The first question on the scavenger hunt read, “In the Torah, God promises that Abraham’s descendants will be as numerous as the stars in the sky. What in our sanctuary reminds you of a starry night sky?” As if on cue, all of the children turned their heads to the ceiling. “You see, it’s like the small lights are the stars and the big light is the moon!” exclaimed a second grader.
Despite the need to brave the rainy day, all of our religious school students enthusiastically participated in our ‘Synagogue Scavenger Hunt’ during our session on Sunday morning. When asked, one young student eloquently explained that it is important to spend time in the newly transformed Corwin Family Sanctuary: “We pray in here, so it is really special.”
The scavenger hunt led students to discover many of the hidden secrets of this space, in which few of them had spent time throughout its previous incarnation. Among other things, they found the letters of the Alef-Bet in the stained glass windows, the Lions of Judah guarding the Aron Ha-Kodesh (ark), the yartzeit walls which help us remember our loved ones, and sculptures of the Ten Commandments and the menorah that graceour bima. For the older students, the challenges were even greater: not only did they need to identify the animals guarding the ark, but they also had to find the verse in the Torah(by looking through the Torah commentaries under the chairs) that alludes to the importance of this Jewish symbol.

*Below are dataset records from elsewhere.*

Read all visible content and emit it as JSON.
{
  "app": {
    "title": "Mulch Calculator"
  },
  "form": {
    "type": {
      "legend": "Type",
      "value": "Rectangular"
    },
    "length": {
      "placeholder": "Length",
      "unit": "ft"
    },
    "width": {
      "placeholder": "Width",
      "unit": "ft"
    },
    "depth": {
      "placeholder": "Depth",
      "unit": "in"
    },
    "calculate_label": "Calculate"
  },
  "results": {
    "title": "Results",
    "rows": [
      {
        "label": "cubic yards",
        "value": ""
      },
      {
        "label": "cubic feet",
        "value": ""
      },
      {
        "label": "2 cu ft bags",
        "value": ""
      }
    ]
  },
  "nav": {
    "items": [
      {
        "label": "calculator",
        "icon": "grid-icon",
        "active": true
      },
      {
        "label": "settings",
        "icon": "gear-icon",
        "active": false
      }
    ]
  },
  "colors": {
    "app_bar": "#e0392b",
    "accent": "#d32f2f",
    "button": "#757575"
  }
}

While many of the students would agree that the sweetest part of the morning was finding the candy that had been left from the previous day’s bat mitzvah, for me there were many sweet moments. One was seeing a group of kindergarten students crowd around Rabbi Geller, asking her questions about the five Torahs in our ark. Another was seeing students bless each other with the priestly benediction, emulating the hands that hold our solar powered ner tamid (eternal light) over the ark.
We were also lucky that the Greer Social Hall was not set up for a party – but instead, was left empty on Sunday. As it turns out, our elegant and classy banquet space is also a terrific room for kids to run, play and get their ‘shpilkes’ out when our playground is too wet to enjoy!
But the best moment came at the end of the day, when our whole school gathered together for t’fillah (services) in the sanctuary. As the room resounded with the sound of grades Pre-K through twelve singing Oseh Shalom together, they didn’t look like guests, or like kids playing grown-up in someone else’s place. This room has become theirs, like it has become all of ours, thanks to the generosity of so many. No longer just the site of special occasions like High Holy Days or b’nai mitzvah, many more special occasions can now be elevated by the holiness of this space.
We could ask our students to open up the chumashim kept under the chairs in order to find us the chapter and verse, Exodus 25:8. There, they would discover the words that God spoke to the Israelites in the wilderness: “Let them build me a sanctuary that I may dwell among them.”
In these rooms, where children are blessed by their parents, where teenagers become b’nai mitzvah, where our whole community gathers for worship in innovative ways, where we experience life cycle events and other sacred times… in each of these moments, God dwells among us. And together, we have built a space that amplifies the holiness within it.